She already has a ridiculous number, but she wants so many that if it seems most expedient to individually do some manner of hex-magic to every cubic inch of space in her dorm room, she can and still have a ridiculous number left. She wants enough that if Libby turns out to be a particularly dab hand at extortion, to the point where paying up is her best bet, Bella can keep gritting her teeth and handing over tribute up until the point where even this person will believe that this is all there could ever be - and still have a ridiculous number. She wants her ridiculous numbers to have ridiculous numbers.
What does she have?
An Alice. She has one of those.
And she can use what she has to get what she wants, late into the night, hexily disassembling her body's dependence on sleep, and till she should start thinking about catching up on the internet and heading to class.
[Do you think you could watch it go wherever it goes if you were on the lookout for it while making a new wish?]
[Have you had more opportunity to consider perfect recall or any of the other possibilities for things-to-do-with-more-hexes? Would Kolya like to not need sleep, maybe?]
[Learn to speak Swahili or play the oboe or kick ass at Ultimate Frisbee or cook like a deity or do awesome parkour tricks? Make a neat magic device like my bike, only please nothing conspicuous because I don't want it to be too blatantly obvious to Libby that I'm passing you coins?]
[Learning languages with magic feels like cheating,] he reports, after another minute or two. [And the amount of magic a pentagon spends on who-knows-what is the same as the amount of magic a square spends on doing its actual job.]
Very, very shortly afterward: [Yes. And looking back at triangles, I don't think they spend any extra at all. But a square spends a triangle's worth of mystery magic.]

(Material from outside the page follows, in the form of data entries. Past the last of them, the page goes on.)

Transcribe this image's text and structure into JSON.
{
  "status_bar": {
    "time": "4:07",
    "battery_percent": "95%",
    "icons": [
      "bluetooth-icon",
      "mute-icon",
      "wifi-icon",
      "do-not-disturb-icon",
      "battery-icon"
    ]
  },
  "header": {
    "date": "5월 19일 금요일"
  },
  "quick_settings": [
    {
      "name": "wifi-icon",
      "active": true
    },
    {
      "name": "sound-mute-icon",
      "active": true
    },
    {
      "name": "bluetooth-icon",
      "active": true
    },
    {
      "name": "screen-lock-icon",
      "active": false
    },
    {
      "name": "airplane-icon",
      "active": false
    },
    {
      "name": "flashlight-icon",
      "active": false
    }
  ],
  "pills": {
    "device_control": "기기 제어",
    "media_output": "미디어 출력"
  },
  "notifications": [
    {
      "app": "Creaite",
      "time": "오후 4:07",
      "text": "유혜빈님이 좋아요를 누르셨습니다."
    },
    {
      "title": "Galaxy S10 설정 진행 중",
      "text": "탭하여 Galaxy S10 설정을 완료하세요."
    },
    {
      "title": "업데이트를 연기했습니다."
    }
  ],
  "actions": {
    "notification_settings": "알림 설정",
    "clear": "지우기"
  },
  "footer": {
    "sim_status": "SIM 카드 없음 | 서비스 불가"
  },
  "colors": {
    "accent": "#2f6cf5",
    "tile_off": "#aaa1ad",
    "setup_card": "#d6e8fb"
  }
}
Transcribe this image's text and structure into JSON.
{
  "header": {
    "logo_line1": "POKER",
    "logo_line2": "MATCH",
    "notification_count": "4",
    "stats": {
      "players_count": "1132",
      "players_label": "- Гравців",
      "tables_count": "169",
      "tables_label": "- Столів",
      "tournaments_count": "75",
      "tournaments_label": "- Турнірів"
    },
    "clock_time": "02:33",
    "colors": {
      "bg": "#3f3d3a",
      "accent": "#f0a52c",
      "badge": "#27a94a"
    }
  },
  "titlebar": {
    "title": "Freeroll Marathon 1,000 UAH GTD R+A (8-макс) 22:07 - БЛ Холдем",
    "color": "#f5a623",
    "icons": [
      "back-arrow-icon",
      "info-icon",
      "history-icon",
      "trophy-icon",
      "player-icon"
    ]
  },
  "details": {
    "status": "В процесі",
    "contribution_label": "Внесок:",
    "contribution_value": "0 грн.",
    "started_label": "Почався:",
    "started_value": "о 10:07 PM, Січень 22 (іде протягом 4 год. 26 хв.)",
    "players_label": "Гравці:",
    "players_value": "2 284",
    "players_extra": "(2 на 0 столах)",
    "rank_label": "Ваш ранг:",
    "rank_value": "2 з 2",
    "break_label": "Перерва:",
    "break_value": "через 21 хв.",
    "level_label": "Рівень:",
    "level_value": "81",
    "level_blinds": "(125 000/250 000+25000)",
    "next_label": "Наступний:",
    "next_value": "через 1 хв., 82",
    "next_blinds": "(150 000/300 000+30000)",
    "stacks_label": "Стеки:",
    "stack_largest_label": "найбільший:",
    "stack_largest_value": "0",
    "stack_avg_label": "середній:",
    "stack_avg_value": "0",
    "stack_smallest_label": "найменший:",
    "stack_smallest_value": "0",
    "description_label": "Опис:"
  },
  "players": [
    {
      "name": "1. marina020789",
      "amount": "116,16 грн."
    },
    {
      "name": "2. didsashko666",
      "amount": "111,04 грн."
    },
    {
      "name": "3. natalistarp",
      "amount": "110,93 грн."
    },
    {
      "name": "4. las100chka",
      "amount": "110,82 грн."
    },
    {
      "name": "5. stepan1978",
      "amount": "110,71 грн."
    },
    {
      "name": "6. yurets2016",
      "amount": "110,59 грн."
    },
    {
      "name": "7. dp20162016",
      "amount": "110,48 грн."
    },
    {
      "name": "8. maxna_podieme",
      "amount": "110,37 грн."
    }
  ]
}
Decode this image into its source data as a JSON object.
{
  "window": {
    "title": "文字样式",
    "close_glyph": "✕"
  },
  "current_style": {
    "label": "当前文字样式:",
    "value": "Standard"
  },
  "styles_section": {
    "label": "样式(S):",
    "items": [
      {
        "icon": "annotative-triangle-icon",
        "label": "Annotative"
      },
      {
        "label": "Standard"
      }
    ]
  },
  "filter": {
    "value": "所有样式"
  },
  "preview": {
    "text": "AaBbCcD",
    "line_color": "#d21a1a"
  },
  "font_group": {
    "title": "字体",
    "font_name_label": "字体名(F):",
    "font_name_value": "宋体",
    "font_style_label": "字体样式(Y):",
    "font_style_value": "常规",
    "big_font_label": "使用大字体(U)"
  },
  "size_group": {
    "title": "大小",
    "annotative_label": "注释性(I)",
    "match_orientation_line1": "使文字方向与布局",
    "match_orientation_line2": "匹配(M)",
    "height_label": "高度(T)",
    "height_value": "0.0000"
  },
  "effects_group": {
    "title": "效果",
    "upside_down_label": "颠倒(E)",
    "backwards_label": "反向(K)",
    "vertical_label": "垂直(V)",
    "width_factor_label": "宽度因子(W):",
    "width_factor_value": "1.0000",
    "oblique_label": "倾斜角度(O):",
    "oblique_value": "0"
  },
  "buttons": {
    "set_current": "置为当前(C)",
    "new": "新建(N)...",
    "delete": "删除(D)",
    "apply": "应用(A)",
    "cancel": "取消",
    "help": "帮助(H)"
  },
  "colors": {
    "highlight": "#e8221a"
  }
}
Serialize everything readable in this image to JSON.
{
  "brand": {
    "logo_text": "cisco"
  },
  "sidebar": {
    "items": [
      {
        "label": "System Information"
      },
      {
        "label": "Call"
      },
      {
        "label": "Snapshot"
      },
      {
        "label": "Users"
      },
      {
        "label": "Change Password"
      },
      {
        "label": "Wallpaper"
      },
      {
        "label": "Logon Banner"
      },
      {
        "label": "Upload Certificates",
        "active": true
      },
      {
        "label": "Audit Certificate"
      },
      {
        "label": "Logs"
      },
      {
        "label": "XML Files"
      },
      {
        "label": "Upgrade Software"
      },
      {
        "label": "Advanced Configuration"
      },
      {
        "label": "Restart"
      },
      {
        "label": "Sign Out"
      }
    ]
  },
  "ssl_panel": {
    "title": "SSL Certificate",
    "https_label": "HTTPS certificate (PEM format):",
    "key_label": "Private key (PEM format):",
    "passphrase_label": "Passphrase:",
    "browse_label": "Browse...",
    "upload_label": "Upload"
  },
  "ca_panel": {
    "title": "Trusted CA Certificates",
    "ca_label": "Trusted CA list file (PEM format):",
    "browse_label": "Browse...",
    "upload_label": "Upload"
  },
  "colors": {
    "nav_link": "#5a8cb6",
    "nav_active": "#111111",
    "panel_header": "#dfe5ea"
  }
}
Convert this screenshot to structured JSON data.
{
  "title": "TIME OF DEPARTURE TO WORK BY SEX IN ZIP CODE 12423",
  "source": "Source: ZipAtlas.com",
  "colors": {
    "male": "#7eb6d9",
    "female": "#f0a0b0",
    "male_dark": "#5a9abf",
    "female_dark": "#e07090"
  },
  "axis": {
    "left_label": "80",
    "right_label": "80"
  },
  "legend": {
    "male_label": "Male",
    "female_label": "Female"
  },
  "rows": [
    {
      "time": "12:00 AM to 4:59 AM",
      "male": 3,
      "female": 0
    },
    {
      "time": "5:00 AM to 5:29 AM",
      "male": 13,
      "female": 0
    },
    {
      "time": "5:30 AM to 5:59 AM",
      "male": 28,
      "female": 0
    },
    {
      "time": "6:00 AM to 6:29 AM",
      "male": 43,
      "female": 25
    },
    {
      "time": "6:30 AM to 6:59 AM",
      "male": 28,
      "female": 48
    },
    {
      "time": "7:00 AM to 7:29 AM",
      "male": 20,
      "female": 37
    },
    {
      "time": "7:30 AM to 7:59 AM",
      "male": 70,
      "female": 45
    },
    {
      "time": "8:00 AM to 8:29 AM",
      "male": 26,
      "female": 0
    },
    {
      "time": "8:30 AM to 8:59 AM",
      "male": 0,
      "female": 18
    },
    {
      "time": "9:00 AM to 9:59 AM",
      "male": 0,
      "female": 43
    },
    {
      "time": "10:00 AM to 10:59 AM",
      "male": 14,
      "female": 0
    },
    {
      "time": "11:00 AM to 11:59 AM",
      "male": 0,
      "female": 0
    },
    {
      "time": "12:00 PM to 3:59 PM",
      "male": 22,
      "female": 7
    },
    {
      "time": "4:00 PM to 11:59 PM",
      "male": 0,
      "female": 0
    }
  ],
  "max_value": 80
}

[It's not contributing to the wish. Is it just... waste magic? Released to no effect at all? A natural inefficiency of the coining process?]
[I don't think so?] he says. [I do get a certain sense of... futility from it. But I'm not sure how reliable that impression is.]
[Futility,] repeats Bella. [So it's... doing something pointless? Doing a tiny amount of work towards an astronomical task? Doing something that will be undone?]
Doesn't go. Hex won't, either. Coins are not very good at directly learning information, or maybe they're not good at recursion.
[What would you need to look at to learn more?]
[I might need to watch more different people doing magic, in case it has something to do with the caster.]
[You can come lurk by the magic door and Alice and I can come up with stuff to do,] Bella suggests.